Elle enchaîna, me reprochant mes défaillances de père et de grand-père. Je réagis en prenant un ton affectueux et l’assurai que je garderais son fils tout le temps nécessaire. Elle me demanda quand je pensais arriver et, là, je tombai dans l’exagération. Parce que je sentais ma fille plus malheureuse que d’habitude ; parce qu’elle ne m’avait guère appelé que trois ou quatre fois pendant mon hospitalisation ; parce que son désintérêt m’avait semblé une façon de me punir du mien, je promis d’arriver à Naples une semaine avant le colloque, pour que l’enfant s’habitue à moi. Et j’ajoutai avec un enthousiasme forcé que j’avais très envie de jouer les grands-pères, qu’elle pouvait partir le cœur léger, que Mario et moi, on s’amuserait bien.
Mais, comme d’habitude, je fus incapable de tenir ma promesse. Le jeune éditeur pour qui je travaillais me pressait, il voulait savoir où j’en étais. Alors que je n’avais presque rien produit parce que ma convalescence s’éternisait, je tentai d’achever deux ou trois planches en toute hâte. Mais, un matin, je perdis à nouveau du sang et dus courir chez le médecin, qui trouva tout en ordre, mais me prescrivit quand même une nouvelle visite une semaine plus tard. Ainsi, d’une chose à l’autre, je ne partis que le 18 novembre, après avoir envoyé à l’éditeur deux planches bâclées. J’allai à la gare dépité et contrarié, ma valise remplie au petit bonheur la chance, sans même un cadeau pour Mario, à part deux volumes de contes illustrés par mes soins quelques années auparavant.

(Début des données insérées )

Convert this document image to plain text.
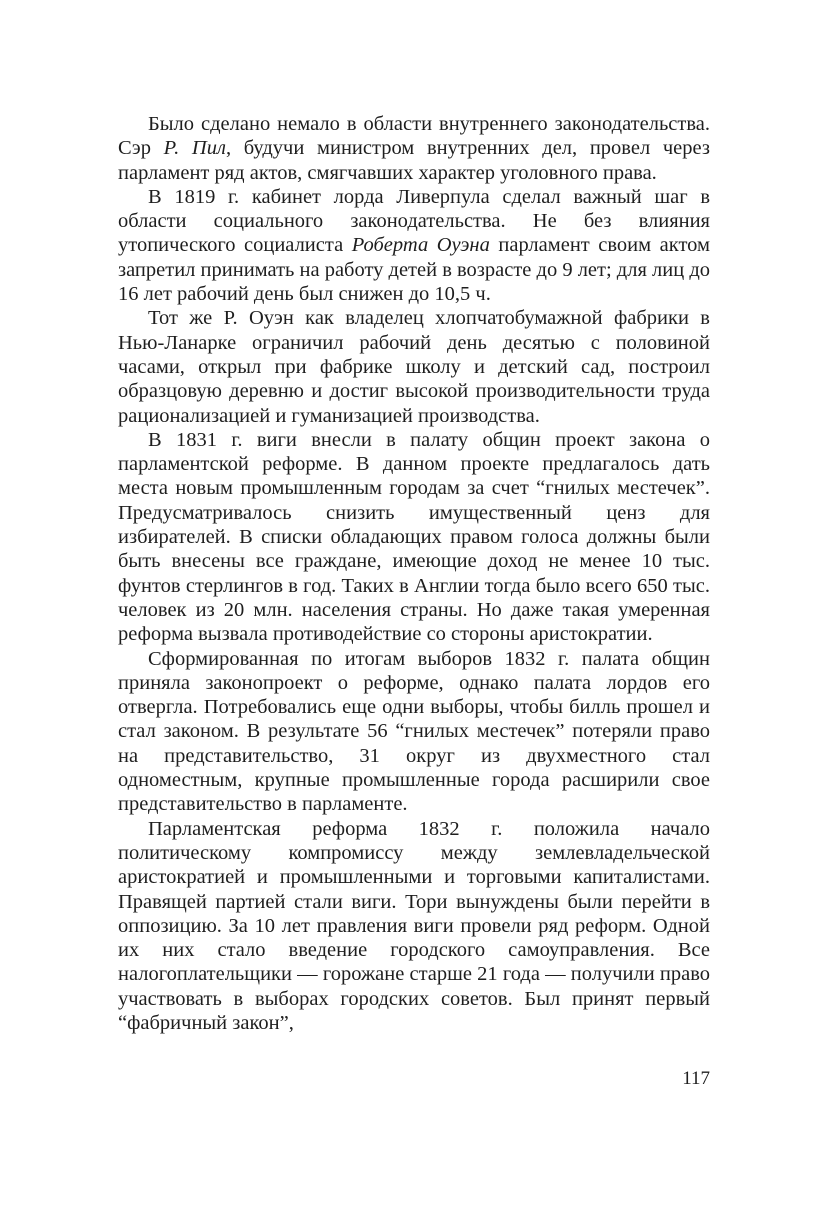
Было сделано немало в области внутреннего законодательства. Сэр Р. Пил, будучи министром внутренних дел, провел через парламент ряд актов, смягчавших характер уголовного права.

В 1819 г. кабинет лорда Ливерпула сделал важный шаг в области социального законодательства. Не без влияния утопического социалиста Роберта Оуэна парламент своим актом запретил принимать на работу детей в возрасте до 9 лет; для лиц до 16 лет рабочий день был снижен до 10,5 ч.

Тот же Р. Оуэн как владелец хлопчатобумажной фабрики в Нью-Ланарке ограничил рабочий день десятью с половиной часами, открыл при фабрике школу и детский сад, построил образцовую деревню и достиг высокой производительности труда рационализацией и гуманизацией производства.

В 1831 г. виги внесли в палату общин проект закона о парламентской реформе. В данном проекте предлагалось дать места новым промышленным городам за счет “гнилых местечек”. Предусматривалось снизить имущественный ценз для избирателей. В списки обладающих правом голоса должны были быть внесены все граждане, имеющие доход не менее 10 тыс. фунтов стерлингов в год. Таких в Англии тогда было всего 650 тыс. человек из 20 млн. населения страны. Но даже такая умеренная реформа вызвала противодействие со стороны аристократии.

Сформированная по итогам выборов 1832 г. палата общин приняла законопроект о реформе, однако палата лордов его отвергла. Потребовались еще одни выборы, чтобы билль прошел и стал законом. В результате 56 “гнилых местечек” потеряли право на представительство, 31 округ из двухместного стал одноместным, крупные промышленные города расширили свое представительство в парламенте.

Парламентская реформа 1832 г. положила начало политическому компромиссу между землевладельческой аристократией и промышленными и торговыми капиталистами. Правящей партией стали виги. Тори вынуждены были перейти в оппозицию. За 10 лет правления виги провели ряд реформ. Одной их них стало введение городского самоуправления. Все налогоплательщики — горожане старше 21 года — получили право участвовать в выборах городских советов. Был принят первый “фабричный закон”,

117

Mon voyage fut gâté par des suées de faiblesse et par l’envie de rentrer à Milan. Il pleuvait, je n’étais pas tranquille. Le train fendait un vent en rafales qui plaquait contre la vitre des ruisseaux de pluie opaques et tremblotants. J’eus souvent peur que les wagons ne déraillent sous la force de la tempête et constatai que plus on vieillit, plus on tient à la vie. Mais, arrivé à Naples, je me sentis mieux malgré le froid et la pluie. Je sortis de la gare et me retrouvai en quelques minutes devant l’immeuble en angle que je connaissais bien.